Is there any way to detect this type of obfuscation with a spamassassin
rule?
I have a longish list of rule groups similar to below for different
extended UTF8 ASCII-lookalike characters and words. Some are derived
from rules discussed on this list within the past year or so.
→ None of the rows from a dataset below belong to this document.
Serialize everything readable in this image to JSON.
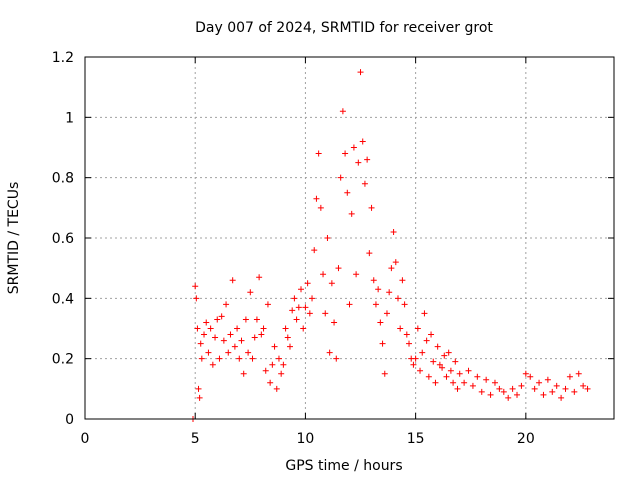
{
  "chart_data": {
    "type": "scatter",
    "title": "Day 007 of 2024, SRMTID for receiver grot",
    "xlabel": "GPS time / hours",
    "ylabel": "SRMTID / TECUs",
    "xlim": [
      0,
      24
    ],
    "ylim": [
      0,
      1.2
    ],
    "xticks": [
      0,
      5,
      10,
      15,
      20
    ],
    "xtick_labels": [
      "0",
      "5",
      "10",
      "15",
      "20"
    ],
    "yticks": [
      0,
      0.2,
      0.4,
      0.6,
      0.8,
      1.0,
      1.2
    ],
    "ytick_labels": [
      "0",
      "0.2",
      "0.4",
      "0.6",
      "0.8",
      "1",
      "1.2"
    ],
    "grid": true,
    "marker": "+",
    "colors": {
      "series": "#ff0000",
      "grid": "#a0a0a0",
      "axis": "#000000"
    },
    "series": [
      {
        "name": "SRMTID",
        "x": [
          4.9,
          5.0,
          5.05,
          5.1,
          5.15,
          5.2,
          5.25,
          5.3,
          5.4,
          5.5,
          5.6,
          5.7,
          5.8,
          5.9,
          6.0,
          6.1,
          6.2,
          6.3,
          6.4,
          6.5,
          6.6,
          6.7,
          6.8,
          6.9,
          7.0,
          7.1,
          7.2,
          7.3,
          7.4,
          7.5,
          7.6,
          7.7,
          7.8,
          7.9,
          8.0,
          8.1,
          8.2,
          8.3,
          8.4,
          8.5,
          8.6,
          8.7,
          8.8,
          8.9,
          9.0,
          9.1,
          9.2,
          9.3,
          9.4,
          9.5,
          9.6,
          9.7,
          9.8,
          9.9,
          10.0,
          10.1,
          10.2,
          10.3,
          10.4,
          10.5,
          10.6,
          10.7,
          10.8,
          10.9,
          11.0,
          11.1,
          11.2,
          11.3,
          11.4,
          11.5,
          11.6,
          11.7,
          11.8,
          11.9,
          12.0,
          12.1,
          12.2,
          12.3,
          12.4,
          12.5,
          12.6,
          12.7,
          12.8,
          12.9,
          13.0,
          13.1,
          13.2,
          13.3,
          13.4,
          13.5,
          13.6,
          13.7,
          13.8,
          13.9,
          14.0,
          14.1,
          14.2,
          14.3,
          14.4,
          14.5,
          14.6,
          14.7,
          14.8,
          14.9,
          15.0,
          15.1,
          15.2,
          15.3,
          15.4,
          15.5,
          15.6,
          15.7,
          15.8,
          15.9,
          16.0,
          16.1,
          16.2,
          16.3,
          16.4,
          16.5,
          16.6,
          16.7,
          16.8,
          16.9,
          17.0,
          17.2,
          17.4,
          17.6,
          17.8,
          18.0,
          18.2,
          18.4,
          18.6,
          18.8,
          19.0,
          19.2,
          19.4,
          19.6,
          19.8,
          20.0,
          20.2,
          20.4,
          20.6,
          20.8,
          21.0,
          21.2,
          21.4,
          21.6,
          21.8,
          22.0,
          22.2,
          22.4,
          22.6,
          22.8
        ],
        "y": [
          0.0,
          0.44,
          0.4,
          0.3,
          0.1,
          0.07,
          0.25,
          0.2,
          0.28,
          0.32,
          0.22,
          0.3,
          0.18,
          0.27,
          0.33,
          0.2,
          0.34,
          0.26,
          0.38,
          0.22,
          0.28,
          0.46,
          0.24,
          0.3,
          0.2,
          0.26,
          0.15,
          0.33,
          0.22,
          0.42,
          0.2,
          0.27,
          0.33,
          0.47,
          0.28,
          0.3,
          0.16,
          0.38,
          0.12,
          0.18,
          0.24,
          0.1,
          0.2,
          0.15,
          0.18,
          0.3,
          0.27,
          0.24,
          0.36,
          0.4,
          0.33,
          0.37,
          0.43,
          0.3,
          0.37,
          0.45,
          0.35,
          0.4,
          0.56,
          0.73,
          0.88,
          0.7,
          0.48,
          0.35,
          0.6,
          0.22,
          0.45,
          0.32,
          0.2,
          0.5,
          0.8,
          1.02,
          0.88,
          0.75,
          0.38,
          0.68,
          0.9,
          0.48,
          0.85,
          1.15,
          0.92,
          0.78,
          0.86,
          0.55,
          0.7,
          0.46,
          0.38,
          0.43,
          0.32,
          0.25,
          0.15,
          0.35,
          0.42,
          0.5,
          0.62,
          0.52,
          0.4,
          0.3,
          0.46,
          0.38,
          0.28,
          0.25,
          0.2,
          0.18,
          0.2,
          0.3,
          0.16,
          0.22,
          0.35,
          0.26,
          0.14,
          0.28,
          0.19,
          0.12,
          0.24,
          0.18,
          0.17,
          0.21,
          0.14,
          0.22,
          0.16,
          0.12,
          0.19,
          0.1,
          0.15,
          0.12,
          0.16,
          0.11,
          0.14,
          0.09,
          0.13,
          0.08,
          0.12,
          0.1,
          0.09,
          0.07,
          0.1,
          0.08,
          0.11,
          0.15,
          0.14,
          0.1,
          0.12,
          0.08,
          0.13,
          0.09,
          0.11,
          0.07,
          0.1,
          0.14,
          0.09,
          0.15,
          0.11,
          0.1
        ]
      }
    ]
  }
}
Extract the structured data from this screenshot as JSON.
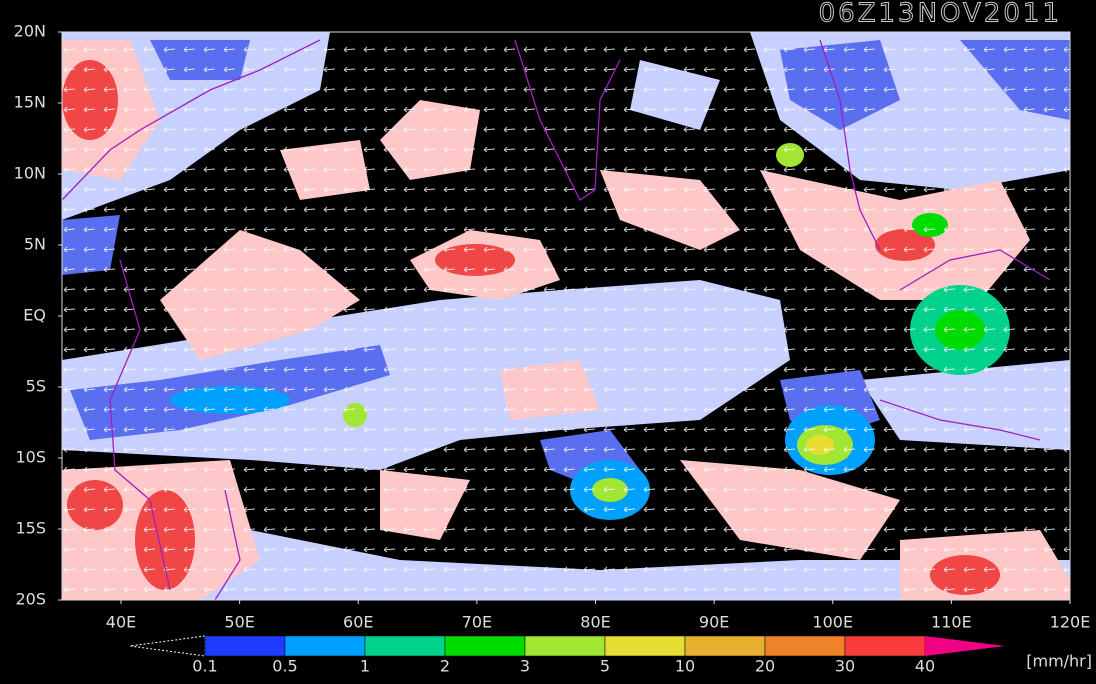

header __SUSP_NAME_CHAR_01 From:name =~ /(?:\xd0[\xa0-\xbf])/
tflags __SUSP_NAME_CHAR_01 multiple maxhits 10
header __SUSP_NAME_CHAR_02 From:name =~
/(?:\xef\xbc[\x80-\xbf]|\xef\xbd[\x80-\xa0])/
tflags __SUSP_NAME_CHAR_02 multiple maxhits 10
meta __SUSP_NAME_CHAR __SUSP_NAME_CHAR_01 + __SUSP_NAME_CHAR_02
meta SUSP_NAME_CHAR_5 __SUSP_NAME_CHAR >= 5
describe SUSP_NAME_CHAR_5 5 or more lookalike characters in the
From: name
score SUSP_NAME_CHAR_5 1.5
meta SUSP_NAME_CHAR_10 __SUSP_NAME_CHAR >= 10
describe SUSP_NAME_CHAR_10 10 or more lookalike characters in the
From: name
score SUSP_NAME_CHAR_10 1.75
I've used this tool:
https://www.utf8-chartable.de/
with a bit of effort to take an example character and locate the full
a-z list of entries for these rules. (Convert individual characters to
hex, then flip pages until you've found the fakes. There are many groups.)
Single characters are trickier; depending on context I've added rules
for individual lookalike characters, or whole words with mixed variants
(and an exclusion for pure ASCII) as I see new runs of FNs.
-kgd